Tunable Layered (Na,Mn)V8O20·nH2O Cathode Material for High‐Performance Aqueous Zinc Ion Batteries

Rechargeable aqueous zinc‐ion batteries (ZIBs) show promise for use in energy storage. However, the development of ZIBs has been plagued by the limited cathode candidates, which usually show low capacity or poor cycling performance. Here, a reversible Zn//(Na,Mn)V8O20·nH2O system is reported, the introduction of manganese (Mn) ions in NaV8O20 to form (Na,Mn)V8O20 exhibits an outstanding electrochemical performance with a capacity of 377 mA h g−1 at a current density of 0.1 A g−1. Through experimental and theoretical results, it is discovered that the outstanding performance of (Na,Mn)V8O20·nH2O is ascribed to the Mn2+/Mn3+‐induced high electrical conductivity and Na+‐induced fast migration of Zn2+. Other cathode materials derived from (Na,Mn)V8O20·nH2O by substituting Mn with Fe, Co, Ni, Ca, and K are explored to confirm the unique advantages of transition metal ions.
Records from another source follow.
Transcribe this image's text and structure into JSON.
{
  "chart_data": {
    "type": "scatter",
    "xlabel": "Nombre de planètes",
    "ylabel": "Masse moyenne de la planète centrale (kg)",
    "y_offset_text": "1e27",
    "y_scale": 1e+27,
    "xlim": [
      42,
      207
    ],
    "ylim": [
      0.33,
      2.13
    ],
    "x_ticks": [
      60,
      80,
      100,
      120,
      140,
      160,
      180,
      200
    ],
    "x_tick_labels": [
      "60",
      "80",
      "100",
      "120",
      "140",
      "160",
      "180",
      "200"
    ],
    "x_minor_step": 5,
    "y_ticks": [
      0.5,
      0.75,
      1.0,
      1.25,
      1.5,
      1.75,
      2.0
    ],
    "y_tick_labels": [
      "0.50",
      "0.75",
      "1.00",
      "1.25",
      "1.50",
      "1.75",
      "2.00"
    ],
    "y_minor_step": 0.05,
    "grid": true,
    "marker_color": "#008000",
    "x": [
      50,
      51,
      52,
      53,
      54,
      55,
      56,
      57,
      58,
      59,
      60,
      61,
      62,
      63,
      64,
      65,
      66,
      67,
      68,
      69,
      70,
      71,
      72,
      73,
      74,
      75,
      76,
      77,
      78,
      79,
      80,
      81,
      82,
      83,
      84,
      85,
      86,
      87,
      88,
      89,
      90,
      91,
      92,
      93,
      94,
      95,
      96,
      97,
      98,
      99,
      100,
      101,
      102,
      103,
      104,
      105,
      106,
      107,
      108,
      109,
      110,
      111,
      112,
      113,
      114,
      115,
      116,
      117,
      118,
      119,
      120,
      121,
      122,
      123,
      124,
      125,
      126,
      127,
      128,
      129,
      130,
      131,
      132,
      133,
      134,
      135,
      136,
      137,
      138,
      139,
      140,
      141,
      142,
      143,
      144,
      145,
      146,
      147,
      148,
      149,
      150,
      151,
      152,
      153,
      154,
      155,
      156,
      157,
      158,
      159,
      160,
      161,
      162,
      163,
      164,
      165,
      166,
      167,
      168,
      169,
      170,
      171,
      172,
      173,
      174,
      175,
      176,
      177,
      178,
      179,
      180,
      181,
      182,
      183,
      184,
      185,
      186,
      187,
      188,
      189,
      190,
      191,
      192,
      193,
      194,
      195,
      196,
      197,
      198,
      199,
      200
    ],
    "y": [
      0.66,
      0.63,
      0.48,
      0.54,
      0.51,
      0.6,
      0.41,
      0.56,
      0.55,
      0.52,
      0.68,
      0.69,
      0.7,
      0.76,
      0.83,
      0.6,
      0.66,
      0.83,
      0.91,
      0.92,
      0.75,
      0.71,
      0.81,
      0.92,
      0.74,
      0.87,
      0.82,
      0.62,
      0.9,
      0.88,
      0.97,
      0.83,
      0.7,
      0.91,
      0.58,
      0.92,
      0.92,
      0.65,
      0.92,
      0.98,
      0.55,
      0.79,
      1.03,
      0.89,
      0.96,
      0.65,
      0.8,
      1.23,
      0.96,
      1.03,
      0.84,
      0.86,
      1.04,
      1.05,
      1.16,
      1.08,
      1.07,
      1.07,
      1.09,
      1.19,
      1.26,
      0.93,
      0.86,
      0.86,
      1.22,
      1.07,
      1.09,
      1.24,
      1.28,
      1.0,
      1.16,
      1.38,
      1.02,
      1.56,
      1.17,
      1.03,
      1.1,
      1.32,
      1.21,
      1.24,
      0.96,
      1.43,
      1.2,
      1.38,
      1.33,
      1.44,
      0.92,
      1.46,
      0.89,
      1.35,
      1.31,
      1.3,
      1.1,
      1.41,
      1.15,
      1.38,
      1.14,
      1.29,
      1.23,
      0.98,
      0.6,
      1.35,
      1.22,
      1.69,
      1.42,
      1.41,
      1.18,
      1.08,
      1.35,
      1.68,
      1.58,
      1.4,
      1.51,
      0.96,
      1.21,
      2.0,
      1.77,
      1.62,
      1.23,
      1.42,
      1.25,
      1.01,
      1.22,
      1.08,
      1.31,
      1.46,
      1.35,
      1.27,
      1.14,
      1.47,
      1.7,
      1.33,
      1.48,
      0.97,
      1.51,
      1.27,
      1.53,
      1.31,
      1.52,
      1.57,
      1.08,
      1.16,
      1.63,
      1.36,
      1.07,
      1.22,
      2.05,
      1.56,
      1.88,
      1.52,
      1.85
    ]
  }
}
With an increase in Mn content in NaV8O20, (Na0.33,Mn0.65)V8O20 ·nH2O can deliver a reversible capacity of 150 mA h g−1 and a capacity retention of 99% after 1000 cycles, which may open new opportunities for the development of high‐performance aqueous ZIBs. Mn‐doped NaV8O20 is synthesized via a one‐step hydrothermal reaction. The Mott–Schottky plots, Tafel curves and calculation results are given to explain the improved cycling performance of Mn‐doped NaV8O20. Other cathode materials derived from (Na,Mn)V8O20·nH2O by substituting Mn with Fe, Co, Ni, Ca, and K are explored to confirm the unique advantages of transition metal ions in NaV8O20.